An orphan girl begins a new life, a vigilante attempts a fresh start, and a corrupt rancher plots their destruction in The Vigilante’s Bride, a pleasant read by Yvonne Harris. This western combines the spirit of Christian romance with a captivating plot. Like its female protagonist, it’s wholesome with a bit of spunk.

Set in the late 1800s, this book highlights a wild Montana territory settling into a tamer way of life. It explores how western living and difficult economic times limited people’s choices, forcing them to find inner strength. And it addresses the challenges love faces when people undertake major life change.

In Harris’ novel, Emily McCarthy journeys to Montana as a mail-order bride. There, former vigilante Luke Sullivan whisks her away from her unscrupulous intended husband, Bart Axel. Once Luke and Emily settle in to work at an orphanage, they encounter Bart’s wrath. Bart seeks to destroy Luke and the orphanage through theft, arson, assault, and murder. And Luke must stop him without returning to his former ways: “After that beating it had been all he could do not to go gunning after Axel…and now this…Enough was enough.” As Emily and Luke protect the orphanage, they discover their love. But those feelings must wait and the danger mounts when Luke discovers that Bart’s land belongs to the orphanage.

Although Harris, a three-time finalist for the Golden Heart Award, teaches writing at the University of Hartford, this is her first novel. And it does her credit. The Vigilante’s Bride won the Faith, Hope and Love unpublished contest in 2008. Her writing reflects both her newness to publication and her writing prowess.

Skillful suspense and creative plot devices keep the story captivating. However, the romantic tension, artfully executed at first, fades halfway through the book. And while Luke’s struggle with loving Emily shines, her quandary regarding him seems weak. Similarly, Emily’s character lacks the same degree of depth, struggle, and growth that makes Luke’s character so rich.
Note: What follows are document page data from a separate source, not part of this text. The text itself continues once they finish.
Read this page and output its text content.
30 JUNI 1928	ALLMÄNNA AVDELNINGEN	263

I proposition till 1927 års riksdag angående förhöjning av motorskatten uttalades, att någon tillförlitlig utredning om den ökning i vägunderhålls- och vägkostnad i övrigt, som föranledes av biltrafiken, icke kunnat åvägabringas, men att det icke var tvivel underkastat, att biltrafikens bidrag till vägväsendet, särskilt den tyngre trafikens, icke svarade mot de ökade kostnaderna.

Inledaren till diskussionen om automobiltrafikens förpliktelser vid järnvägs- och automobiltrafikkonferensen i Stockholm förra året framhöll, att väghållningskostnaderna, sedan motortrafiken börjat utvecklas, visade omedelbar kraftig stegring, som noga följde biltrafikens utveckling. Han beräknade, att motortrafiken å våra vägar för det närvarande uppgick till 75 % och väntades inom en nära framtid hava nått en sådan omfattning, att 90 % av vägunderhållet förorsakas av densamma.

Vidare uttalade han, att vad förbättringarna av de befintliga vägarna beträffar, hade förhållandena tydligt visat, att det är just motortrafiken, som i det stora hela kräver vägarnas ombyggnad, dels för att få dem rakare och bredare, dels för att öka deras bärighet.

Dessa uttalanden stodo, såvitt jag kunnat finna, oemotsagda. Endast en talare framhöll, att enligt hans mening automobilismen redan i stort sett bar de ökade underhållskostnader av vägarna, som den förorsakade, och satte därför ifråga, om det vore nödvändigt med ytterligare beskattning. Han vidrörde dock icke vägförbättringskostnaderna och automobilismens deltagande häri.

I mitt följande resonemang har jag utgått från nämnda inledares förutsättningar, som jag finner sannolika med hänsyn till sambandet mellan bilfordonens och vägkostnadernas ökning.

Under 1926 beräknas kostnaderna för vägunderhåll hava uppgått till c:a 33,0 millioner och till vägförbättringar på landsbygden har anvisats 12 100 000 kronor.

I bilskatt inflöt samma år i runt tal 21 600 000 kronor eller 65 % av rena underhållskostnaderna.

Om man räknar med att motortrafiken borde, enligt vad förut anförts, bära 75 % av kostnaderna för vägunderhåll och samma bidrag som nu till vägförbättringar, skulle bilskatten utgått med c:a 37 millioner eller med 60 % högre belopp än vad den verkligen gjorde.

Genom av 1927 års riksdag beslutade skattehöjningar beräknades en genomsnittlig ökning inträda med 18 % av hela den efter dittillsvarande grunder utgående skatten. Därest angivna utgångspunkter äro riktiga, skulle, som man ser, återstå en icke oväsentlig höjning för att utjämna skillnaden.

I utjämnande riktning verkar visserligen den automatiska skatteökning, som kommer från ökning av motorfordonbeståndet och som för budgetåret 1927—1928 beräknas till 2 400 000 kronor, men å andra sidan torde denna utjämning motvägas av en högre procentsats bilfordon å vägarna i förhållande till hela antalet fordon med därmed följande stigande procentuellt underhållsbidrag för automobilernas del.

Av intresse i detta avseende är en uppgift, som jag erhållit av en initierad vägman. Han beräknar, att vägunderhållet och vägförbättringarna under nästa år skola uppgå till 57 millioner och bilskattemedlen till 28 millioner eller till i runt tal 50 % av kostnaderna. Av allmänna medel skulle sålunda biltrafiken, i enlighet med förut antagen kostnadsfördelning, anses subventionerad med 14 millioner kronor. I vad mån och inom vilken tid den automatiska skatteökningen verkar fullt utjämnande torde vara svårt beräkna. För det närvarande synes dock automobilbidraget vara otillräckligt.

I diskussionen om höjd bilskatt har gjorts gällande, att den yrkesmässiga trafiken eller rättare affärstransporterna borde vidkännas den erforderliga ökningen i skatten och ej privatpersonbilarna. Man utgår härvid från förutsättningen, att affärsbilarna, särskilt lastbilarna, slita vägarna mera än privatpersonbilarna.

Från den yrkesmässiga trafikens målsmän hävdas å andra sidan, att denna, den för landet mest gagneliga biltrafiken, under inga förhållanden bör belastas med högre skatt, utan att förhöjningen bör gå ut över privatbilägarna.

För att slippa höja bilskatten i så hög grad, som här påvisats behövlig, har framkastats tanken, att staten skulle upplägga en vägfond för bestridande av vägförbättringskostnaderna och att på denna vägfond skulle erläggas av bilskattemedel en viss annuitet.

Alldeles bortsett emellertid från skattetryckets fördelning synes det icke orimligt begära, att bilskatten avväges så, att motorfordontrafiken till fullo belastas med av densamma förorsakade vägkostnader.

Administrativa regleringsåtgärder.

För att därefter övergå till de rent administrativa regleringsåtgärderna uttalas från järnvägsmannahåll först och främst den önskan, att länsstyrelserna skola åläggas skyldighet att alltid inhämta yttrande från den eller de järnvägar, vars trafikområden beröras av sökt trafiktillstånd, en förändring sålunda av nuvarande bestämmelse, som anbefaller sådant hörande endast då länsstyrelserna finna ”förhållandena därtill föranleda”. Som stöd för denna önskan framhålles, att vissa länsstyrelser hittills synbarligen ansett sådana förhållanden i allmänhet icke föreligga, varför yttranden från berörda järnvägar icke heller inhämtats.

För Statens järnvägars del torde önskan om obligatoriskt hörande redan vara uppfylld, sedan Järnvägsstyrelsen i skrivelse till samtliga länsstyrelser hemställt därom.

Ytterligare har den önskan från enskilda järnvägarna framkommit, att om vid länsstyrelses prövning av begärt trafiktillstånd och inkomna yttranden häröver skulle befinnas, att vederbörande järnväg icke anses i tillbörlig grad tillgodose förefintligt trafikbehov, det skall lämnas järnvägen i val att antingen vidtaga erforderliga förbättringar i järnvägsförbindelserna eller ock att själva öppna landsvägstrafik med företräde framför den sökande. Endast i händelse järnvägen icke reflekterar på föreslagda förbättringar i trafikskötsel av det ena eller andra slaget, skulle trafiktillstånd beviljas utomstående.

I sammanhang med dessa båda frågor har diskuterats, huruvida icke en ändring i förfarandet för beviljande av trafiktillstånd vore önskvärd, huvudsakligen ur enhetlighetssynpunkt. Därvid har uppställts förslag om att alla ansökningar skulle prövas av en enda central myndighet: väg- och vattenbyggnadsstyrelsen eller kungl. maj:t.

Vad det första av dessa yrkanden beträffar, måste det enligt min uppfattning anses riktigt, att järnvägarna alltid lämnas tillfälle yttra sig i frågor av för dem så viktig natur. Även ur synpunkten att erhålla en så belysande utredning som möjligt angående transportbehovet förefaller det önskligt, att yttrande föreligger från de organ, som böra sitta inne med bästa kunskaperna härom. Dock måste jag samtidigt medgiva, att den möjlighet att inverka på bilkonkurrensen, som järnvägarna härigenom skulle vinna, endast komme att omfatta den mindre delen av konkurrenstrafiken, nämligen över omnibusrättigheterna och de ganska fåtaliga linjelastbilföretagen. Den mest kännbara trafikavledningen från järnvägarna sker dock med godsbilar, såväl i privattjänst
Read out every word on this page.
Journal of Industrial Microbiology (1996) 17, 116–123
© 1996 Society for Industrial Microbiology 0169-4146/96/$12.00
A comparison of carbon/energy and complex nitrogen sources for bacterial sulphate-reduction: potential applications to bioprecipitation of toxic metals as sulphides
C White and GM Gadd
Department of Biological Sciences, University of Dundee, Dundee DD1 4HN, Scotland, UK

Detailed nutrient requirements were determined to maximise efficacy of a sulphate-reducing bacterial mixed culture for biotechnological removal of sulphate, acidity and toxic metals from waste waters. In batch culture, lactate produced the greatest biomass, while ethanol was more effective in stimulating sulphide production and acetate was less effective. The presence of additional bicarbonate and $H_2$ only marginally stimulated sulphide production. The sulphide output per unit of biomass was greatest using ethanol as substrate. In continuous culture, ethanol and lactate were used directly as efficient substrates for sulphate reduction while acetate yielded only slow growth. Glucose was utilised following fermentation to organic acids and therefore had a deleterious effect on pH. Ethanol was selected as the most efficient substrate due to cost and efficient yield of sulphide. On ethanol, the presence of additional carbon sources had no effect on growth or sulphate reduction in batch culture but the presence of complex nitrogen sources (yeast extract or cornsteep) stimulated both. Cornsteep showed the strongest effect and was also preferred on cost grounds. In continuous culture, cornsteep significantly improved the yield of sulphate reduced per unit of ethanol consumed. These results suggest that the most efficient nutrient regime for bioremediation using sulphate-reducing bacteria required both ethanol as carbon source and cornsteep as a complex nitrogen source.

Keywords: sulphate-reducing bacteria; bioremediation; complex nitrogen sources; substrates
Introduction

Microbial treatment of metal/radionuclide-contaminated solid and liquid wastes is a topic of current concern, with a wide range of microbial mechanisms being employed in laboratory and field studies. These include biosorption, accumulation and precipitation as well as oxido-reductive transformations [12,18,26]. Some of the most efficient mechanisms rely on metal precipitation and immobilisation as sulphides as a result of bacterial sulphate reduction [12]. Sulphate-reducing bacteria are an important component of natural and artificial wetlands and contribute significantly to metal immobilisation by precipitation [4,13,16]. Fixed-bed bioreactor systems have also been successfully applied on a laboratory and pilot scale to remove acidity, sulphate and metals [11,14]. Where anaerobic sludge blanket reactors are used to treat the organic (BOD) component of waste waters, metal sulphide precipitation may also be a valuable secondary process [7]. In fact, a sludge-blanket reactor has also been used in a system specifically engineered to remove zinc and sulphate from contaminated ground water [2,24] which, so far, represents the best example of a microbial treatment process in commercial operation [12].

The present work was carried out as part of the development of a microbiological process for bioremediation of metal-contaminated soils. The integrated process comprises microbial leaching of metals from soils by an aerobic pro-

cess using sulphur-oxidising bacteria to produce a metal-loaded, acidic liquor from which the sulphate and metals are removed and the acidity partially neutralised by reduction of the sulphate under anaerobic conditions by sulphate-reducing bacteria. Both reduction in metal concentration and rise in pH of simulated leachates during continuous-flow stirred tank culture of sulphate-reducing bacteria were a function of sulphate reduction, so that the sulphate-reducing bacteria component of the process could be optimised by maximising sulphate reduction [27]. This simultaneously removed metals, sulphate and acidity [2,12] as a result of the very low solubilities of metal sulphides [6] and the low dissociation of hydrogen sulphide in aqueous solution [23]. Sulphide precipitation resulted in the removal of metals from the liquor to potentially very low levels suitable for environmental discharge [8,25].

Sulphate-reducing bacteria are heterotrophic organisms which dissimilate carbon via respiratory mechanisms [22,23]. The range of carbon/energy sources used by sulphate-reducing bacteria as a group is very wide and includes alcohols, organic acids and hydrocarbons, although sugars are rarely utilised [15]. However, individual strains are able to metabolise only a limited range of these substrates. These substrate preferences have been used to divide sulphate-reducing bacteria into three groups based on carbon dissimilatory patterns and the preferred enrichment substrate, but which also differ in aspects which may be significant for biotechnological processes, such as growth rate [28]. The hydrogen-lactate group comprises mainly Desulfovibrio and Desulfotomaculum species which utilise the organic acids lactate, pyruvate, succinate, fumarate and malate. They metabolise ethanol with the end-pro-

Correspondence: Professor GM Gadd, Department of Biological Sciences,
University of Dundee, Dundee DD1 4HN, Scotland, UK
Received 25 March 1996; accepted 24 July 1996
The novel seems typical for the genre—even a bit cliché with a bad-boy-gone-good and an orphanage thrown in to boot.

Nevertheless, the reader cares for Emily, Luke, and the orphanage, and will find it difficult to put the story down. In all, The Vigilante’s Bride serves as a debut to make Harris proud. And it offers a solid read for anyone who loves historical, faith-based romance.